To arrange a visit in the context of the SSCS DL program, you can contact me directly or visit the SSCL DL website.

List of Distinguished Lecturer of the IEEE Solid-State Circuit Society

Cryogenic circuits for a broad audience

Recently, Rosario and I wrote a popular-science article on cryo-CMOS circuits for quantum computing (and other cool applications). It was published in the last edition of Maxwell, the magazine of the Electrical Engineering study association (ETV) of the TU Delft. You can find it here:

Cool down your microchips to build a quantum computer… and do more!

 

New quantum chip fabricated by intel

Check out the latest developements in the Intel-QuTech collaboration:

https://newsroom.intel.com/news/intel-delivers-17-qubit-superconducting-chip-advanced-packaging-qutech/

Intel fabricated and packaged a 17-qubit superconducting quantum processor!

ESSCIRC/ESSDERC 2017

This year, we will have contributiuons both at ESSCIRC and at ESSDERC in Leuven:

  • M. Incandela, L. Song, H. Homulle, F. Sebastiano, E. Charbon, and A. Vladimirescu, “Nanometer CMOS Characterization and Compact Modeling at Deep-Cryogenic Temperatures,” ESSDERC 2017 – European Solid-State Device Research Conference, Leuven, Belgium, 11 – 14 Sep. 2017.
  • Pedalà, Ç. Gürleyük, S. Pan, F. Sebastiano, and K.A.A. Makinwa, “A Frequency-Locked Loop Based on an Oxide Electrothermal Filter in Standard CMOS,” ESSCIRC 2017 – European Solid-State Circuit Conference, Leuven, Belgium, 11 – 14 Sep. 2017.

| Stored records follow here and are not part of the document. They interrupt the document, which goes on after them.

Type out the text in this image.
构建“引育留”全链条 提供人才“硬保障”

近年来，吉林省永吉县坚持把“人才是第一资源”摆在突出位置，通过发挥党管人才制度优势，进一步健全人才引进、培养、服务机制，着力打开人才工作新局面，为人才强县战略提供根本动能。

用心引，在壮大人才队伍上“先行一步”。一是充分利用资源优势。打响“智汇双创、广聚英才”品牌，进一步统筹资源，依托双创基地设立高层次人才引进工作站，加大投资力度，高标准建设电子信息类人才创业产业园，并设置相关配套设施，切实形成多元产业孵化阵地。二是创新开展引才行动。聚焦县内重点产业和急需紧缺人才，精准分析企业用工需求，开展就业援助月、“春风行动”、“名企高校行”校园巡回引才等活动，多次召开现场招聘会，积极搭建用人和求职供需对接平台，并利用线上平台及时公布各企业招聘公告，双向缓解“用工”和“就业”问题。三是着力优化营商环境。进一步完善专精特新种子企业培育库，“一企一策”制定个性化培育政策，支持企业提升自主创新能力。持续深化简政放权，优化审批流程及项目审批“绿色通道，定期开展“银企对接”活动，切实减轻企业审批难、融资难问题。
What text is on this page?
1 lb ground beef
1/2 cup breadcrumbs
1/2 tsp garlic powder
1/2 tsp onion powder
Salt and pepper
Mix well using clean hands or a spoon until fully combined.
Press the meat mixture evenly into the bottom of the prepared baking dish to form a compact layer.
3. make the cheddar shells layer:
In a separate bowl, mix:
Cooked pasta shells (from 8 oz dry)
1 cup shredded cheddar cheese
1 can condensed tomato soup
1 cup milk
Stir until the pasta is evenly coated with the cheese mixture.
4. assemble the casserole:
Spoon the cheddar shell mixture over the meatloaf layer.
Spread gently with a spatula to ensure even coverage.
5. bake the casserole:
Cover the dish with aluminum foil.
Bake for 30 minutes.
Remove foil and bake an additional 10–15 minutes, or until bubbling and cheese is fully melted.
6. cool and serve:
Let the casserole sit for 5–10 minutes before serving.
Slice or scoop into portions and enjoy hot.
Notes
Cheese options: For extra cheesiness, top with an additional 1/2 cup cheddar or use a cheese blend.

Silicon Quantum Information Processing 2017

I will give an invited talk at SiQIP 2017 with title “Cryo-CMOS Electronics for Scalable Quantum Computing” in Lancaster in September.

2 presentations + poster at the Silicon Quantum Electronics Workshop

Coming August, my group will have several contributions at the Silicon Quantum Electronics Workshop in Hillsboro (OR). This is the reference workshop for the community working on silicon qubits, i.e. basically spin qubits.

We will have 2 presentations:

  • Jeroen van Dijk: Trade-offs in engineering a scalable cryogeni controller for solid-state spin-qubits
  • Bishnu Patra: Cryogenic frequency synthesis for qubit control: Analysis and Design

and several posters:

  • Rosario M. Incandela, Edoardo Charbon, Fabio Sebastiano: A 7-K noise temperature cryogenic CMOS LNA for scalable RF readout of spin qubits
  • M. Mehrpoo, F. Sebastiano, E. Charbon, M. Babaie: Design Considerations of Cryo-RFICs for Superconducting Qubits Readout
  • Andrea Ruffino, Masoud Babaie, Fabio Sebastiano, Edoardo Charbon: Cryo-CMOS circulators for spin and superconducting qubits

Cryo-CMOS at DAC 2017

I have been invited at DAC (Design Automation Conference) to give a talk on our work on cryo-CMOS for quantum computing. In particular, I will focus both on my group’s effort in design tools that can enable the design of cryogenic circuits for quantum computers, and on what the design automation industry will have to do to make quantum computers possible.